Selewengkan Dana Bergulir LPDB, Kejati Tahan Dua Penggawa Koperasi Makassar Maju

  • 4
    Shares
Korupsi Mks

SULSELSATU.com, MAKASSAR – Tim penyidik Kejati Sulsel melakukan penahanan terhadap dua pelaku dugaan korupsi penyalahgunaan dana bergulir LPDB Kementerian Koperasi.

Diketahui, akibat dugaan korupsi tersebut, negara mengalami kerugian sebesar Rp 9 miliar pada tahun 2013 lalu.

Dua pelaku tersebut, Andi Asmar dan Eli Rahmawati ditetapkan sebagai tersangka usai menjalani pemeriksaan di ruang penyidik pidana khusus Kejati Sulsel pada hari ini, Jumat (3/8/2018).

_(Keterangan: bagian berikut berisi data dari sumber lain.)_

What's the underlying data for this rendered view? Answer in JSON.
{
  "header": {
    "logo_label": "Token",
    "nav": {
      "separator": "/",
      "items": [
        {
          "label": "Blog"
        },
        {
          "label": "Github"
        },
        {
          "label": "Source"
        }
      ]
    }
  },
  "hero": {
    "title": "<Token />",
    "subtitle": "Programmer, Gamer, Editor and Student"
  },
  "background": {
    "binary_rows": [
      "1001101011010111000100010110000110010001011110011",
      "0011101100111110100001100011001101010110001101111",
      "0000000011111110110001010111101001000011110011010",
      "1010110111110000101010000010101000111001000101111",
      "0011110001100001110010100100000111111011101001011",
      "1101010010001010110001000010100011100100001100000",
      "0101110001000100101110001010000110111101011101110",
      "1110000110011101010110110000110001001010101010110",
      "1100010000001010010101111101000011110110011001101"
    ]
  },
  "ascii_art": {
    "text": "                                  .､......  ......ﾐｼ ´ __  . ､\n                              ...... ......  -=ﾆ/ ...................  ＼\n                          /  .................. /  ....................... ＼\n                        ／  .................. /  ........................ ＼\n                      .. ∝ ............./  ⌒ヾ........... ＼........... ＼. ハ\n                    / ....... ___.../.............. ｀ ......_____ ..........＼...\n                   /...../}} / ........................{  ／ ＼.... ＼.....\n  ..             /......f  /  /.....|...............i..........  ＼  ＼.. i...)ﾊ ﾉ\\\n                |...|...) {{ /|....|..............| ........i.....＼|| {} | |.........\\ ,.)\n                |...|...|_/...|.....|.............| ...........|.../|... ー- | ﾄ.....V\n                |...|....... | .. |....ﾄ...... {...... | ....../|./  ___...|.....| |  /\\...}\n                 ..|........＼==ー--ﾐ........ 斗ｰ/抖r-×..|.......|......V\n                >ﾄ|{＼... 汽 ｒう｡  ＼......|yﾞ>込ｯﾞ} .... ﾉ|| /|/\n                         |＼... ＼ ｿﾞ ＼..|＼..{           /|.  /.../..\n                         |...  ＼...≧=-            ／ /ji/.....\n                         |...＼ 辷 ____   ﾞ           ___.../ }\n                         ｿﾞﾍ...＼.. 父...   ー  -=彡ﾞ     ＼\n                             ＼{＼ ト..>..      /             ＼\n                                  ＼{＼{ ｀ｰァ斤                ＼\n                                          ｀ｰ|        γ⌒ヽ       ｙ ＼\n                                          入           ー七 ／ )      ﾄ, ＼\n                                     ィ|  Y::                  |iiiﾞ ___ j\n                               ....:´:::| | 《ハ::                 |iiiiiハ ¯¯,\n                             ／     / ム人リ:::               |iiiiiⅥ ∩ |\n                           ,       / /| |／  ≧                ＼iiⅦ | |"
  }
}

Kepala Seksi Penyidik Kejati Sulsel, Andi Faik Nana Hamzah mengatakan, jabatan kedua tersangka dalam koperasi simpan pinjam Makassar Maju adalah, Andi Asmar sebagai kepala koperasi sedang Eli Rahmawati memegang menjabat sebagai bendahara koperasi.

“Jadi ke depan kami akan lakukan penahanan selama dua puluh hari. Ini tahanan pertama tingkat penyidikan,” ujarnya, Jumat (3/8/2018).

Faik mengatakan bahwa tindak korupsi yang dilakukan kedua tersangka adalah diselewengkan untuk kepentingan pribadi. Keduanya disebut seolah-olah memanfaatkan koperasinya agar bisa mendapatkan dana bantuan LPDB koperasi yang kemudian mereka bagi-bagi.

“Iya (koperasinya fiktif). Garis besarnya seperti yang sudah kami sampaikan tadi. Yang jelas sudah ada hitungan resmi,” tegas Faik.

Akibat tindakan keduanya, dugaan kerugian negara adalah sebesar Rp. 8.091.150.279. Kini tersangka Andi Asmar telah dibawa menuju lapas Klas I Makassar, sedang Eli ditahan di Rutan Klas I Makassar.